Выбрать главу

11 июня 1958

А о былых своих художественных свершениях он отзывается теперь в таком презрительно-пренебрежительном тоне:

...

Успех романа и знаки моей готовности принять участие в позднем образумлении века привели к тому, что везде бросились переводить и издавать все, что я успел пролепетать и нацарапать именно в эти годы дурацкого одичания, когда я не только не умел еще писать и говорить, но из чувства товарищества и в угоду царившим вкусам старался ничему этому не научиться. Как это все пусто и многословно, какое отсутствие чего бы то ни было, кроме чистой и совершенно ненужной белиберды!

19 июля 1959

Добро бы еще, если бы этот пренебрежительный тон был порожден естественным недовольством художника прежними своими творениями, – недовольством, обусловленным тем, что изменилось, стало иным его художественное зрение. Но тут – другое. Презрительный тон этот проистекал из его новой миссии: миссии пророка. Ситуация хорошо нам знакомая по творческой биографии Гоголя и Льва Толстого.
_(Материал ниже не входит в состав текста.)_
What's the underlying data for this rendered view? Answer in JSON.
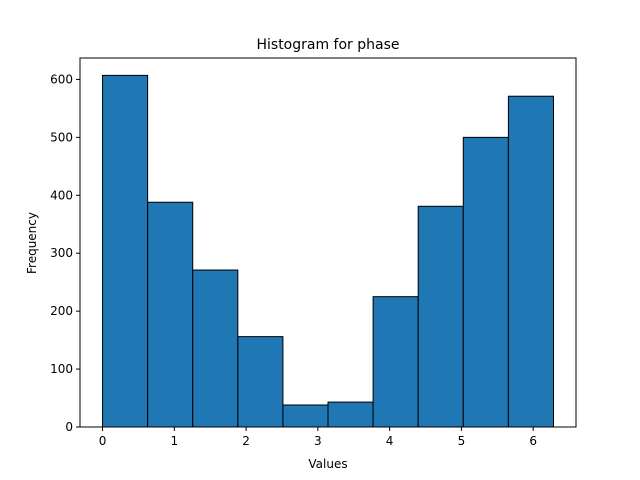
{
  "chart_data": {
    "type": "bar",
    "title": "Histogram for phase",
    "xlabel": "Values",
    "ylabel": "Frequency",
    "bin_edges": [
      0,
      0.6283,
      1.2566,
      1.885,
      2.5133,
      3.1416,
      3.7699,
      4.3982,
      5.0265,
      5.6549,
      6.2832
    ],
    "values": [
      607,
      388,
      271,
      156,
      38,
      43,
      225,
      381,
      500,
      571
    ],
    "xlim": [
      -0.314,
      6.597
    ],
    "ylim": [
      0,
      637
    ],
    "xticks": [
      0,
      1,
      2,
      3,
      4,
      5,
      6
    ],
    "yticks": [
      0,
      100,
      200,
      300,
      400,
      500,
      600
    ],
    "bar_color": "#1f77b4",
    "edge_color": "#000000",
    "grid": false,
    "legend": false
  }
}
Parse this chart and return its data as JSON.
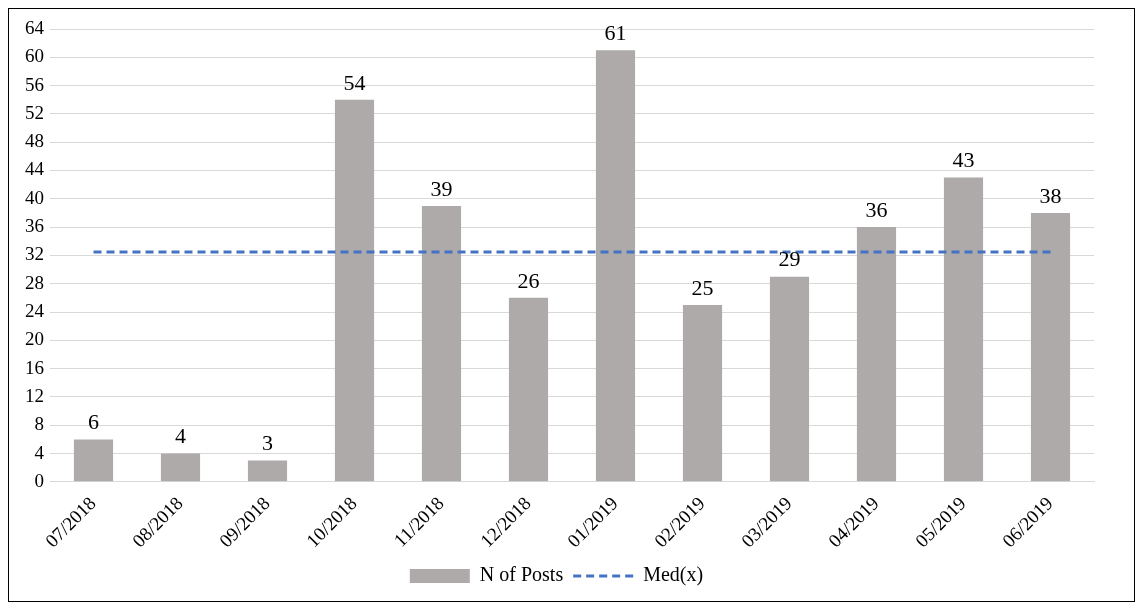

Поистине в судьбе русского писателя «что-то лежит роковое».

7

«Я не говорю, что роман нечто яркое, что он талантлив, что он – удачен. Но это – переворот, это – принятие решения, это было желание начать договаривать все до конца и оценивать жизнь в духе былой безусловности», – писал Пастернак в 1958 году в письме к В.В. Иванову.

Казалось бы, это «принятие решения» должно было навсегда покончить с терзавшими его «бореньями». Но эти его «боренья с самим собой» не прекратились, и не стали менее острыми. Они лишь переместились на другой плацдарм.

В одном из писем того времени он говорит о своем романе, что это – «труд только для души, который никогда или только в далеком будущем увидит свет».

В другом утверждает прямо противоположное:

...

Уверяю Вас, я бы его скрыл, если бы он был написан слабее. Но он оказался сильнее моих мечтаний, сила же дается свыше, и, таким образом, дальнейшая судьба его не в моей воле.

Он то сомневается в объективной ценности своей «главной книги», оправдывая ее создание внутренней, сугубо личной, интимной необходимостью («…Я по-другому не мог»), то прямо-таки упивается выпавшей на ее долю мировой славой: «Эта книга во всем мире, как все чаще и чаще слышится, стоит после Библии на втором месте» (19 марта 1959).

Рассказывая в автобиографическом очерке «Люди и положения» о письме, в котором он благодарил Сталина за слова, сказанные им о Маяковском, Пастернак писал:

...

…Они избавляли меня от раздувания моего значения, которому я стал подвергаться в середине тридцатых годов, к поре съезда писателей. Я люблю свою жизнь и доволен ею. Я не нуждаюсь в ее дополнительной позолоте. Жизни вне тайны и незаметности, жизни в зеркальном блеске выставочной витрины я не мыслю.

Грандиозный мировой скандал вокруг романа «Доктор Живаго» поместил его в самый центр этой «выставочной витрины». И нельзя сказать, чтобы очутившись вдруг в ее «зеркальном блеске», он чувствовал себя там так уж неуютно:

...

За эти несколько дней я испытал счастливое и подымающее чувство спокойствия и внутренней правоты и ловил кругом взгляды, полные ужаса и обожания. Я также при этом испытании натолкнулся на вещи, о которых раньше не имел понятия, на свидетельства и доказательства того, что на долю мне выпало счастье жить большой значительной жизнью, в главном существе даже неизвестной мне.

Ничего не потеряно, я незаслуженно, во много раз больше, чем мною сделано, вознагражден со всех сторон света.

21 августа 1957

...

Я утопаю в грудах писем из-за границы. Говорил ли я Вам, что однажды наша переделкинская сельская почтальонша принесла их мне целую сумку, пятьдесят четыре штуки сразу. И каждый день по двадцати. В какой-то большой доле это все же упоенье и радость.

2 декабря 1958

В 1956 году Пастернак написал очень важное для тогдашнего его душевного состояния, поистине программное стихотворение – «Быть знаменитым некрасиво…»

Спустя два года, став знаменитым, он словно бы начисто забыл об этой своей заповеди: он не просто радуется своей знаменитости, но прямо-таки упивается ею!

Что же это? Естественная слабость человека, прошедшего огонь и воду, но не выдержавшего испытания «медными трубами», льстивыми фанфарами славы?

Нет, это другое.

8

В критической литературе о Пастернаке однажды метко было замечено, что стихотворение «Быть знаменитым некрасиво…» – «может показаться дидактичным, но перестает быть таким, когда вскрываются его подтексты».